Sin embargo, no eran sólo con negociantes y nobles las relaciones de Miguel y de su familia. La casa en que vivían, como ya se ha dicho, era de las de vecindad. En el piso bajo había una taberna. Sobre ella, en el principal izquierda, vivía Miguel con su hija, hermanas y sobrina y con una moza de cántaro, montañesa del valle de Toranzo, que María de Ceballos se llamaba. En el piso de al lado habitaba una antigua amiga de Cervantes, la señora doña Luisa de Montoya, viuda del cronista don Esteban de Garibay, difunto. Con ella vivían sus hijos, el clérigo don Luis de Garibay, joven de veinticuatro años que acababa de recibir las órdenes sagradas, su hermana Luisa, moza soltera de dieciocho años, y su hermanillo Esteban, muchacho de doce o trece. Los Garibay eran muy amigos de los Cervantes. Como se infiere del hecho de vivir en semejante casa, la fortuna del acaudalado cronista se debía de haber amenguado considerablemente y doña Luisa era una de esas señoras venidas a menos que tanto gustan de tratar con sus iguales. Viuda y venida a menos también era doña Andrea de Cervantes, las dos tenían hijas casaderas: nada de particular tiene que gustasen de salir juntas a misa y a la Acera de San Francisco, ni que volviesen alguna vez acompañadas de galanes.

Uno de éstos acaso fue un joven caballero del hábito de Santiago y no simple hidalgo, como se ha dicho, que se llamaba don Gaspar de Ezpeleta, íntimo amigo y comensal del marqués de Falces, don Diego de Croy y Peulín, capitán de los archeros del rey. Ezpeleta era uno de los donjuanes que a la sazón ensartaban corazones en Valladolid. Sin oficio ni beneficio, pues el hábito que llevaba era simple y sin encomienda ni juros, vivía a la diabla, más de la protección disimulada de su amigo el marqués de Falces, que de ninguna renta ni recurso propio.
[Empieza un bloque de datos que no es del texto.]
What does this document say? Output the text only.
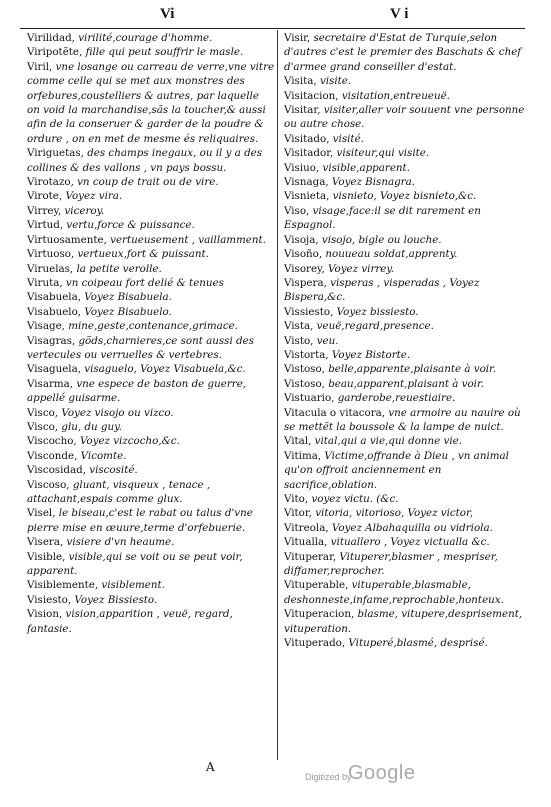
Vi	V i
Virilidad, virilité,courage d'homme.
Viripotẽte, fille qui peut souffrir le masle.
Viril, vne losange ou carreau de verre,vne vitre comme celle qui se met aux monstres des orfebures,coustelliers & autres, par laquelle on void la marchandise,sãs la toucher,& aussi afin de la conseruer & garder de la poudre & ordure , on en met de mesme és reliquaires.
Viriguetas, des champs inegaux, ou il y a des collines & des vallons , vn pays bossu.
Virotazo, vn coup de trait ou de vire.
Virote, Voyez vira.
Virrey, viceroy.
Virtud, vertu,force & puissance.
Virtuosamente, vertueusement , vaillamment.
Virtuoso, vertueux,fort & puissant.
Viruelas, la petite verolle.
Viruta, vn coipeau fort delié & tenues
Visabuela, Voyez Bisabuela.
Visabuelo, Voyez Bisabuelo.
Visage, mine,geste,contenance,grimace.
Visagras, gõds,charnieres,ce sont aussi des vertecules ou verruelles & vertebres.
Visaguela, visaguelo, Voyez Visabuela,&c.
Visarma, vne espece de baston de guerre, appellé guisarme.
Visco, Voyez visojo ou vizco.
Visco, glu, du guy.
Viscocho, Voyez vizcocho,&c.
Visconde, Vicomte.
Viscosidad, viscosité.
Viscoso, gluant, visqueux , tenace , attachant,espais comme glux.
Visel, le biseau,c'est le rabat ou talus d'vne pierre mise en œuure,terme d'orfebuerie.
Visera, visiere d'vn heaume.
Visible, visible,qui se voit ou se peut voir, apparent.
Visiblemente, visiblement.
Visiesto, Voyez Bissiesto.
Vision, vision,apparition , veuë, regard, fantasie.
Visir, secretaire d'Estat de Turquie,selon d'autres c'est le premier des Baschats & chef d'armee grand conseiller d'estat.
Visita, visite.
Visitacion, visitation,entreueuë.
Visitar, visiter,aller voir souuent vne personne ou autre chose.
Visitado, visité.
Visitador, visiteur,qui visite.
Visiuo, visible,apparent.
Visnaga, Voyez Bisnagra.
Visnieta, visnieto, Voyez bisnieto,&c.
Viso, visage,face:il se dit rarement en Espagnol.
Visoja, visojo, bigle ou louche.
Visoño, nouueau soldat,apprenty.
Visorey, Voyez virrey.
Vispera, visperas , visperadas , Voyez Bispera,&c.
Vissiesto, Voyez bissiesto.
Vista, veuë,regard,presence.
Visto, veu.
Vistorta, Voyez Bistorte.
Vistoso, belle,apparente,plaisante à voir.
Vistoso, beau,apparent,plaisant à voir.
Vistuario, garderobe,reuestiaire.
Vitacula o vitacora, vne armoire au nauire où se mettẽt la boussole & la lampe de nuict.
Vital, vital,qui a vie,qui donne vie.
Vitima, Victime,offrande à Dieu , vn animal qu'on offroit anciennement en sacrifice,oblation.
Vito, voyez victu. (&c.
Vitor, vitoria, vitorioso, Voyez victor,
Vitreola, Voyez Albahaquilla ou vidriola.
Vitualla, vituallero , Voyez victualla &c.
Vituperar, Vituperer,blasmer , mespriser, diffamer,reprocher.
Vituperable, vituperable,blasmable, deshonneste,infame,reprochable,honteux.
Vituperacion, blasme, vitupere,desprisement, vituperation.
Vituperado, Vituperé,blasmé, desprisé.
A
Digitized by
Google
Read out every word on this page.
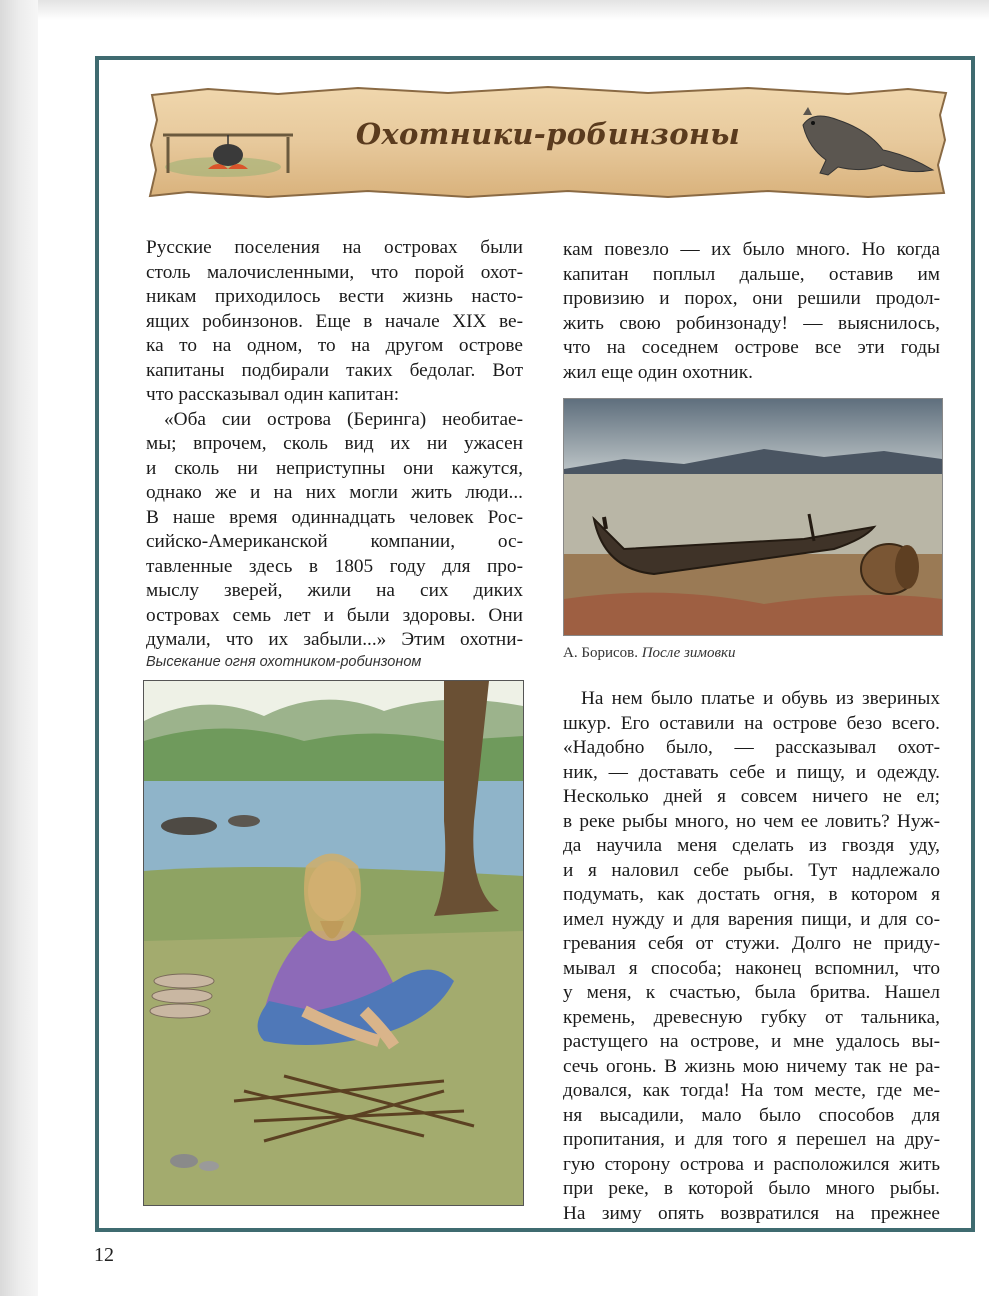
Охотники-робинзоны
Русские поселения на островах были
столь малочисленными, что порой охот-
никам приходилось вести жизнь насто-
ящих робинзонов. Еще в начале XIX ве-
ка то на одном, то на другом острове
капитаны подбирали таких бедолаг. Вот
что рассказывал один капитан:
«Оба сии острова (Беринга) необитае-
мы; впрочем, сколь вид их ни ужасен
и сколь ни неприступны они кажутся,
однако же и на них могли жить люди...
В наше время одиннадцать человек Рос-
сийско-Американской компании, ос-
тавленные здесь в 1805 году для про-
мыслу зверей, жили на сих диких
островах семь лет и были здоровы. Они
думали, что их забыли...» Этим охотни-
Высекание огня охотником-робинзоном
кам повезло — их было много. Но когда
капитан поплыл дальше, оставив им
провизию и порох, они решили продол-
жить свою робинзонаду! — выяснилось,
что на соседнем острове все эти годы
жил еще один охотник.
А. Борисов. После зимовки
На нем было платье и обувь из звериных
шкур. Его оставили на острове безо всего.
«Надобно было, — рассказывал охот-
ник, — доставать себе и пищу, и одежду.
Несколько дней я совсем ничего не ел;
в реке рыбы много, но чем ее ловить? Нуж-
да научила меня сделать из гвоздя уду,
и я наловил себе рыбы. Тут надлежало
подумать, как достать огня, в котором я
имел нужду и для варения пищи, и для со-
гревания себя от стужи. Долго не приду-
мывал я способа; наконец вспомнил, что
у меня, к счастью, была бритва. Нашел
кремень, древесную губку от тальника,
растущего на острове, и мне удалось вы-
сечь огонь. В жизнь мою ничему так не ра-
довался, как тогда! На том месте, где ме-
ня высадили, мало было способов для
пропитания, и для того я перешел на дру-
гую сторону острова и расположился жить
при реке, в которой было много рыбы.
На зиму опять возвратился на прежнее
12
Con motivo de las justas celebradas en obsequio del almirante Howard, señalóse don Gaspar de Ezpeleta, no por ninguna hazaña, sino por haberse caído del caballo vergonzosamente, de puro borracho, según se trasluce de unas décimas famosas de Góngora:


    Cantemos a la gineta
y lloremos a la brida
la vergonzosa caída
de don Gaspar de Ezpeleta.
¡Oh, si yo fuera poeta,
qué gastara de papel
y qué nota hiciera dél!
Dijera a lo menos yo
que el majadero cayó
porque cayesen en él... etc.



Como suele suceder con los galanes mujeriegos que no han otro oficio ni manera de vivir, don Gaspar de Ezpeleta no era valiente, sino fanfarrón; no era enamorado, sino vicioso. No buscaba en las mujeres más que un pasatiempo, quizás productivo, ni reparaba en su clase o condición, pues así perseguía a una doncella de honesto parecer sabe Dios con qué fines, como pellizcaba y acosaba a una fregona del más humilde arreo.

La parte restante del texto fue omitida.